I had a few syntax errors and needed to get rid of some additional " etc that excel put in place. I think I've got it sorted now though.
@jyucsiro Updated strat relations ttl (exported from GraphDB post processed with SPARQL queries) available here: https://transfer-temp-scidata.s3-ap-southeast-2.amazonaws.com/STRAT_RELATIONS_POST_PROCEESSED_20200626.ttl
Let me know if that looks right. (It passed the ages sample SPARQL sent through by Simon previously)
@wjfrancis it doesn't look like your converting process worked. For example, the strat unit properties aren't listed amoung other things.
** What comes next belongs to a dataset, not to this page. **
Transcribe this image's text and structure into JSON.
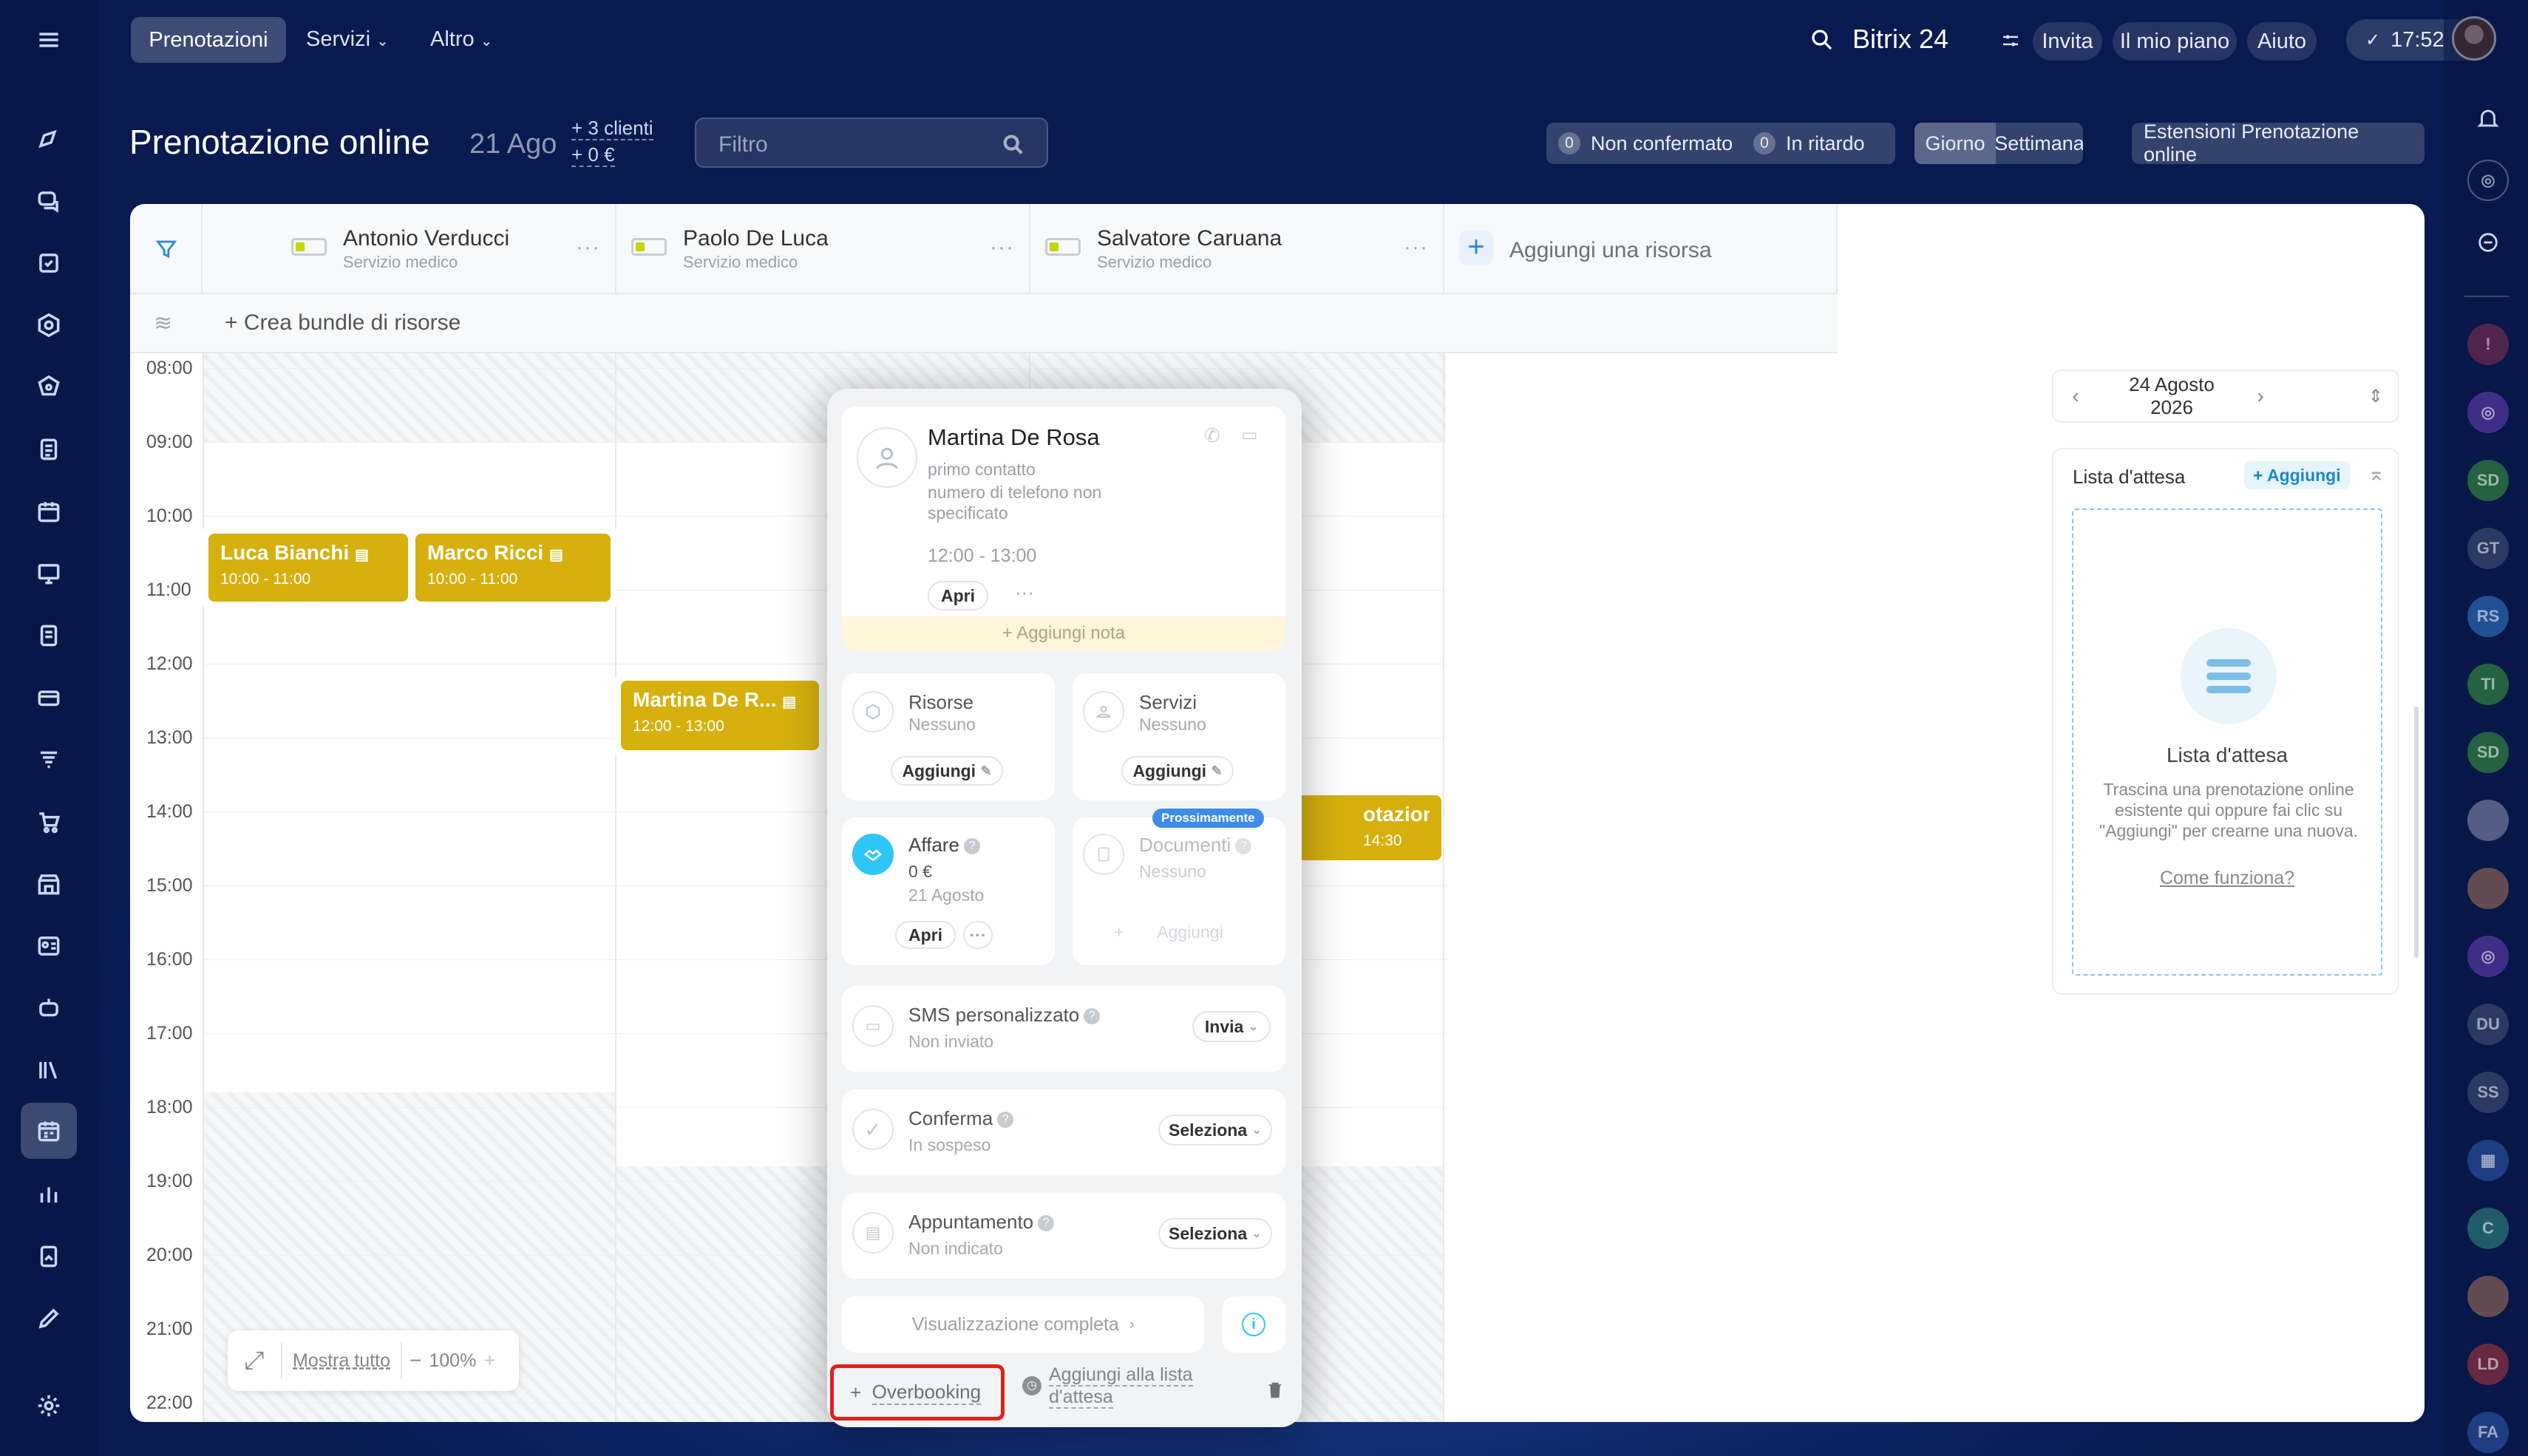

Will use what's in the repository for now.
I did the conversion yesterday https://github.com/GeoscienceAustralia/strat-ontology-graph-API/issues/6#issuecomment-649321348 The revised TTL is in the repo - see https://github.com/GeoscienceAustralia/strat-ontology-graph-API/blob/master/strat_graph_data/STRAT_RELATIONS_extended_nogeom_ages_20200611.ttl Also a minor update to the ontology https://github.com/GeoscienceAustralia/strat-ontology-graph-API/blob/master/rdf/stratname.ttl
@dr-shorthair your ttl file works well. we've been using in tests. i had to also refactor some bits of the REST API but all good now.
Document the conversion of the Excel spreadsheet data to RDF
ping @wjfrancis